A veces se alinean los temperamento y se compone un orden de dignidades y compasiones sin lástima, que sencillamente obran con mera empatía. Es raro, pero sucede. Deben darse una serie de elementos que, quiere la estocástica, son tan factibles de concurrir a un mismo tiempo y en una distribución particularísima, como que a la comida inglesa se la considere una delicatessen.

Esa excepcionalidad se dio a las seis y cincuenta y siete de la mañana siguiente. El comisario movió con su bastón, con una delicadeza de institutriz benévola, a Decoroso, que yacía arrebujado en el suelo, entre el sillón y el mueble del descarrío. Una sonrisa que, si bien se ejercía hacia el exterior – de otra manera no la estaríamos mencionando -, debía ser evidentemente mayor hacia adentro, le daba al rostro de Decoroso un halo de tonta inocencia. Quizás por eso, el dueño de casa, luego de encontrarlo en su salón roncando una melodía mayormente escocesa, aunque con incrustaciones francesas, llamó a la policía, pero no con el tono reservado a la indignación, sino con el que adquiere la chanza, el comentario jocoso. Aquí. En el salón de mi casa. Un ladrón. Bueno, es un decir. No, no se apuren. Está durmiendo el sueño de Baco – peleona clase media, la que se agarra a esos piolines griegos… Que está en pedo, comisario. Rotundamente noqueado. Contra las cuerdas de un sillón y el mueble-bar mermadísimo. Su botín, a su lado. Parece un pasajero en tránsito en un aeropuerto inverosímil. ¿Como la de Tom Hanks?, preguntó el comisario. Eso mismo; pero beodo. Eso tengo que verlo.

Por eso fue el comisario el que se acercó a Decoroso y no algún cabo con ansias de hacer méritos o de sublimar miserias propias. ¿Qué quiere hacer?, preguntó el comisario. ¿Cómo que qué quiero hacer? No sé, ¿qué se hace? Y, habitualmente la denuncia; ya sabe, el trámite de la culpabilidad, la burocracia habitual. No sé yo; me da no sé qué el tipo. Me jode lo del whisky, no se lo voy a negar, que es caro, y era un regalo. Pero por eso tanto lío… Este, le digo – comentó el comisario -, es la primera vez que entra a robar. Ya lo ve, ahí, explayando su carácter indudable de principiante y de bobo. ¿Qué recomienda, comisario? Lo cargamos así como está, inconsciente, en el patrullero, y lo dejo en el parque Tres de Febrero, bajo un árbol. Me parece bien, para qué armar un lío donde hay una anécdota.

Decoroso amaneció cuando el sol iba más terminando el día que mediándolo. Tenía vagos recuerdos. Un gusto fuerte en la boca que no podía interpretar con los elementos de los que disponía en aquel paraje – y, qué tanto, en su propia humanidad.

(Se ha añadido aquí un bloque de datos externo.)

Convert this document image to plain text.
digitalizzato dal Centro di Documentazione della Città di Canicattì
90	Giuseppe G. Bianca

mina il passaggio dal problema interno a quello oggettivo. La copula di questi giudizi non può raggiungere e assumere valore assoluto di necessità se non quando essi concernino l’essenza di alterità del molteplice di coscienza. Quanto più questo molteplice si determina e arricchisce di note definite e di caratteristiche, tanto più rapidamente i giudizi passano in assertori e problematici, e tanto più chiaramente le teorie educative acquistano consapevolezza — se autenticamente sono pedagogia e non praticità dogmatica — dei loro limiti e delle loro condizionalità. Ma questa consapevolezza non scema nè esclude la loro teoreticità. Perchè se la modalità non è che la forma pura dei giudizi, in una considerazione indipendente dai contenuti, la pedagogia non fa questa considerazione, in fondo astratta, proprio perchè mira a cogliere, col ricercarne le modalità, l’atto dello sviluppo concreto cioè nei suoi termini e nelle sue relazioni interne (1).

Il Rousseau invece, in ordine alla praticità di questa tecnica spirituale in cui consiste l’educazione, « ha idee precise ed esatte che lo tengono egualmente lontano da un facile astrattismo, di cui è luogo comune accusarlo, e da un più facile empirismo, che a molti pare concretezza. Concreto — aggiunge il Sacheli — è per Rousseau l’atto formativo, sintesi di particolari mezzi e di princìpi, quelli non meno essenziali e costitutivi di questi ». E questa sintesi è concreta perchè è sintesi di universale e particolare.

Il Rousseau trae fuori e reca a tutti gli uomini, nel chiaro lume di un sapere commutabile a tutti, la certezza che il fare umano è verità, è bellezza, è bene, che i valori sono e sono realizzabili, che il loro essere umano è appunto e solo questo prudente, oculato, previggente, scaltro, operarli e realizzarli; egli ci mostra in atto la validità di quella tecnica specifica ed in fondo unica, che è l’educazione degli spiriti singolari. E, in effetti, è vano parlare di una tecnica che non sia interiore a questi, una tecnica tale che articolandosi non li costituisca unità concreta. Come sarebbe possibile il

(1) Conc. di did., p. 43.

Se incorporó a medias, se apoyó contra el tronco de un eucaliptus y observó como si, más que mirar, esperara algo: que el pasado reciente lo alcanzara con una o dos explicaciones convincentes. Pero nada. Lo que sí vio fue una idea – que le pareció original, novedosa -, observando los árboles, los arbustos descuidados, el pasto rebelde: esto podría hacer, imponerles un orden a estas vegetaciones, hacerlas parecer como un lugar que creo haber visto, pero que seguramente imagino – pero que es igualmente válido.